You want to know whether the business is becoming more or less reliant on advertising over time.

  • Read the Ad Spend vs. Ad Sales chart, focusing on the TACoS line.

  • In the Advertising Performance detail table, watch the % Ad Sales of Ordered Revenue column — if this share is rising while overall Ordered Revenue is flat, organic demand is weakening and ads are filling the gap.

  • Use the Organic Sales column to confirm whether non-ad-driven revenue is growing in absolute terms.

5 — Channel mix review (Sponsored Ads vs. DSP)

You want to see how spend and sales are split between Sponsored Ads and DSP, and whether the mix is shifting.

  • In the Advertising Performance vs. Ordered Revenue table, read the % Sponsored Ads Spend and % DSP Spend columns period over period.

  • Compare against Paid Sales (Sponsored Ads) and Paid Sales (DSP) to see whether each channel's share of sales matches its share of spend — a sign of channel efficiency.

6 — Ad funnel efficiency check

You suspect ad costs are creeping up. You want to know whether it is a CPC, CPM, or CTR problem.

  • Open the Impressions, Clicks, CTR, CPC & CPM detail table.

  • Trace CPC and CPM month-over-month — rising CPM with stable CTR points to auction inflation; falling CTR with stable CPM points to creative or targeting fatigue.

  • Use the Impressions by Campaign Type chart to see whether one ad format is driving the cost shift.

Limitations & Notes

  • Vendor Central only. This dashboard covers Vendor (1P) data. Seller Central (3P) sales and advertising are not included.

  • Manufacturing vs. Sourcing. Only one distributor view is shown at a time for the main KPI values; use the Diff. Man.–Sour. columns in the detail table to see the gap between both. A simultaneous combined view across both models is not available.

  • Ad attribution window: 14 days. Ad Sales / Paid Sales figures are based on Amazon's 14-day attribution window.
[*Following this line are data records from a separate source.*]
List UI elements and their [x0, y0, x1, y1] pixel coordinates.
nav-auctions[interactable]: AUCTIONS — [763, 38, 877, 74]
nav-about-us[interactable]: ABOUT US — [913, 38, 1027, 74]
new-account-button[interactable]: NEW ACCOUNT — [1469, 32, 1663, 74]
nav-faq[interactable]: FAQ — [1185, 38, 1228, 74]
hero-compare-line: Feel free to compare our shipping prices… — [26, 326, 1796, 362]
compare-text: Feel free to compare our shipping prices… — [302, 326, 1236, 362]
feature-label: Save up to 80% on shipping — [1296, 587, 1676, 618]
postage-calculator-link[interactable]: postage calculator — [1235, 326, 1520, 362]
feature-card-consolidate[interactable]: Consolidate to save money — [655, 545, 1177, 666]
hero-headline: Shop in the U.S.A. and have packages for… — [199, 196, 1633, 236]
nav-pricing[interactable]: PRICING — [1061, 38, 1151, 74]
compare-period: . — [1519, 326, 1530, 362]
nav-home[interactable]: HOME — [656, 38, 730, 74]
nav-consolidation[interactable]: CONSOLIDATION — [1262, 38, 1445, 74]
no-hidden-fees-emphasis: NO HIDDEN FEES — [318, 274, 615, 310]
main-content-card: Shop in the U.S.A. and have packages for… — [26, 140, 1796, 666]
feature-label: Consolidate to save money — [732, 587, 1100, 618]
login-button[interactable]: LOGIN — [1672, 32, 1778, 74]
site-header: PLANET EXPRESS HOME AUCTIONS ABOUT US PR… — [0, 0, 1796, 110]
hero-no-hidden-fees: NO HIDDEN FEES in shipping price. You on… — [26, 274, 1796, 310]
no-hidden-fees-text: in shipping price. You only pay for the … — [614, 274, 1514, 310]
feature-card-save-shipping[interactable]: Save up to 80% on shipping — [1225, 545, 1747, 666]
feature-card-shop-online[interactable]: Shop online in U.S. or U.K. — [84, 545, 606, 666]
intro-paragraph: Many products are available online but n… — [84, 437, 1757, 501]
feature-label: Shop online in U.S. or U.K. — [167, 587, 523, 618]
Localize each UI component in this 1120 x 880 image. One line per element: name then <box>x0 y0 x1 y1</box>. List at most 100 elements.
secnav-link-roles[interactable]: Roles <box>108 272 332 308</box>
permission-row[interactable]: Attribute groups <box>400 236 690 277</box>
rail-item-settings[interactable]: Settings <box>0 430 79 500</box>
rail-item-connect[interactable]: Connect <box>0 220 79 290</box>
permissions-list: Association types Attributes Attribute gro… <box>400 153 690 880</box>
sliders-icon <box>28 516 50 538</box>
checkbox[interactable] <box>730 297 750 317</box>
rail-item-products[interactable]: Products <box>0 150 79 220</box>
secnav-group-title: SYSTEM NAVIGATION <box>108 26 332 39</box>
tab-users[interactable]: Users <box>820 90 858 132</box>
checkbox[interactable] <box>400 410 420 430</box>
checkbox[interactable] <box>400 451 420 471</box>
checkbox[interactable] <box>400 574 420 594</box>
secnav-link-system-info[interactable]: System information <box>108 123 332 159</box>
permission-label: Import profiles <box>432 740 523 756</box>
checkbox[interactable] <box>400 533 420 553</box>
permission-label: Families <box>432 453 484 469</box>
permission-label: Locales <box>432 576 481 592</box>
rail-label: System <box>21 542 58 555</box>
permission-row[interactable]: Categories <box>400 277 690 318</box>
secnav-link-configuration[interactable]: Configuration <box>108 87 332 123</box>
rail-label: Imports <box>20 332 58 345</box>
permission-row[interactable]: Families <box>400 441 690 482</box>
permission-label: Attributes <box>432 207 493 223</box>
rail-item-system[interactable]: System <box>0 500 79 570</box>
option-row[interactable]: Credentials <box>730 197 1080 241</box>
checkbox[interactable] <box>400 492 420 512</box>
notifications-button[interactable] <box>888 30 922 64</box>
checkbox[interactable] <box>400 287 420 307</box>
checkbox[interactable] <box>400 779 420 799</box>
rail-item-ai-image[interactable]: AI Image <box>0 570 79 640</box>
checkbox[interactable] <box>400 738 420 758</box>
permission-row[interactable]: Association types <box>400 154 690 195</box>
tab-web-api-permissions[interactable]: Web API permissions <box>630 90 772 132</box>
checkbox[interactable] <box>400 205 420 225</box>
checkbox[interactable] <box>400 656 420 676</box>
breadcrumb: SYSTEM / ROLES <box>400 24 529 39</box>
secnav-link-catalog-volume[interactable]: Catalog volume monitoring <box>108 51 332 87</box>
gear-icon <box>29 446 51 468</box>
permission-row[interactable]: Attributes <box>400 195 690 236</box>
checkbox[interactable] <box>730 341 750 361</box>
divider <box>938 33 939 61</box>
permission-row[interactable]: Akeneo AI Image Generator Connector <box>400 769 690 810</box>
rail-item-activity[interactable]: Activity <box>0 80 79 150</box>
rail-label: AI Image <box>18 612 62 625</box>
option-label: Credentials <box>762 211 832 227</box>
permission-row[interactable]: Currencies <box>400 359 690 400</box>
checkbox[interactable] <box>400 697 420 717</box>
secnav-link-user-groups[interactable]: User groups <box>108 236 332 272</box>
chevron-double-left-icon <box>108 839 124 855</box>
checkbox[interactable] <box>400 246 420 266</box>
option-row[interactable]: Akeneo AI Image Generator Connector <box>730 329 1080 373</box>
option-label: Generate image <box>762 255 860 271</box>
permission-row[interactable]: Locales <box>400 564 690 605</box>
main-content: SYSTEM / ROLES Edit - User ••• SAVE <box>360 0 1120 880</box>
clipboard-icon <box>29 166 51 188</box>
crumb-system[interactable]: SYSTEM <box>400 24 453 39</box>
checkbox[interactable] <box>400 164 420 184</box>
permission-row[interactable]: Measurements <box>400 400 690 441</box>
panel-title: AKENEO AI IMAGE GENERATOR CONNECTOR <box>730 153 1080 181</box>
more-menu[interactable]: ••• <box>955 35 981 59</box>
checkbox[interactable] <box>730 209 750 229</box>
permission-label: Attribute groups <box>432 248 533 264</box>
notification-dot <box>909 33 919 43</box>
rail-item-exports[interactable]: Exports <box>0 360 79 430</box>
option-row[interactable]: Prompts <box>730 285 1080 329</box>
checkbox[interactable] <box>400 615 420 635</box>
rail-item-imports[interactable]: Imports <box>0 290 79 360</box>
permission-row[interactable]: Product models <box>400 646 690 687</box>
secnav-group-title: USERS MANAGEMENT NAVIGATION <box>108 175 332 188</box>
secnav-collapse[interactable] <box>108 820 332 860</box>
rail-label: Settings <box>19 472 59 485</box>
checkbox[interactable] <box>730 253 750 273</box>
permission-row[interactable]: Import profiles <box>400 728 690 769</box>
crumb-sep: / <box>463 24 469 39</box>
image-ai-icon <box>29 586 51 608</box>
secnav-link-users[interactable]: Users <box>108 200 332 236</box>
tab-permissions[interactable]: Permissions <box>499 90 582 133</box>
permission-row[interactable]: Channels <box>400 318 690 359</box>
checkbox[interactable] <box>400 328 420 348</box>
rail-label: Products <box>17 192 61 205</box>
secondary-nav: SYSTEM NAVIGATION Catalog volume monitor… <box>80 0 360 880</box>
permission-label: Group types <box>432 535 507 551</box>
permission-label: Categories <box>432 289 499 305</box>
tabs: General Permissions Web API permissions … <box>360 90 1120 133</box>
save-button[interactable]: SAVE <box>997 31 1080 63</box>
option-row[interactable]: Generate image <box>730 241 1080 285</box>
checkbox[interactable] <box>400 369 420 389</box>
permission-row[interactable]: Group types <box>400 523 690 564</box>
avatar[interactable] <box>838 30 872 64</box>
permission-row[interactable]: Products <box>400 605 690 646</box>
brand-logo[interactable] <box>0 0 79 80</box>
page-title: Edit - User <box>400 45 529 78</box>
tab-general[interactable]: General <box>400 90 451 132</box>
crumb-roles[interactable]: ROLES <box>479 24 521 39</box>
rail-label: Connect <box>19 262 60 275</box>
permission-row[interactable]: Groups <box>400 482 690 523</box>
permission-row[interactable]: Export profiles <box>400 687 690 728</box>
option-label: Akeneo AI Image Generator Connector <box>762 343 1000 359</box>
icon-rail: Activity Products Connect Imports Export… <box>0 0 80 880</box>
Very recent periods may still see small upward revisions as attributed orders complete.

  • Filter scope on advertising. When Tag, Category, or Subcategory filters are active, advertising metrics are recomputed at ASIN level using only matching products. Unfiltered (account-wide) ad totals will therefore be larger than filtered views — this is expected, not an error.

  • Ignored ASINs. Only non-ignored ASINs contribute to the sell-out and ad-funnel metrics. ASINs flagged as ignored in the Catalog are excluded throughout.

  • Net PPM availability. Net PPM is only populated where Amazon reports it; for very new ASINs or some marketplaces the figure may be blank or partial for the most recent periods.

  • Organic Sales is a derived estimate. Organic Sales = Ordered Revenue − attributed Ad Sales (SA + DSP). Because attribution is click-based and 14-day-bound, this should be read as an approximation of non-ad-driven demand, not a precise figure.

  • Year filter scope. All trend charts and tables show the selected year vs. the prior year. To compare against earlier years, change the Year filter and re-run.

Data Refresh

Data updates every 8 hours (approximately three times per day).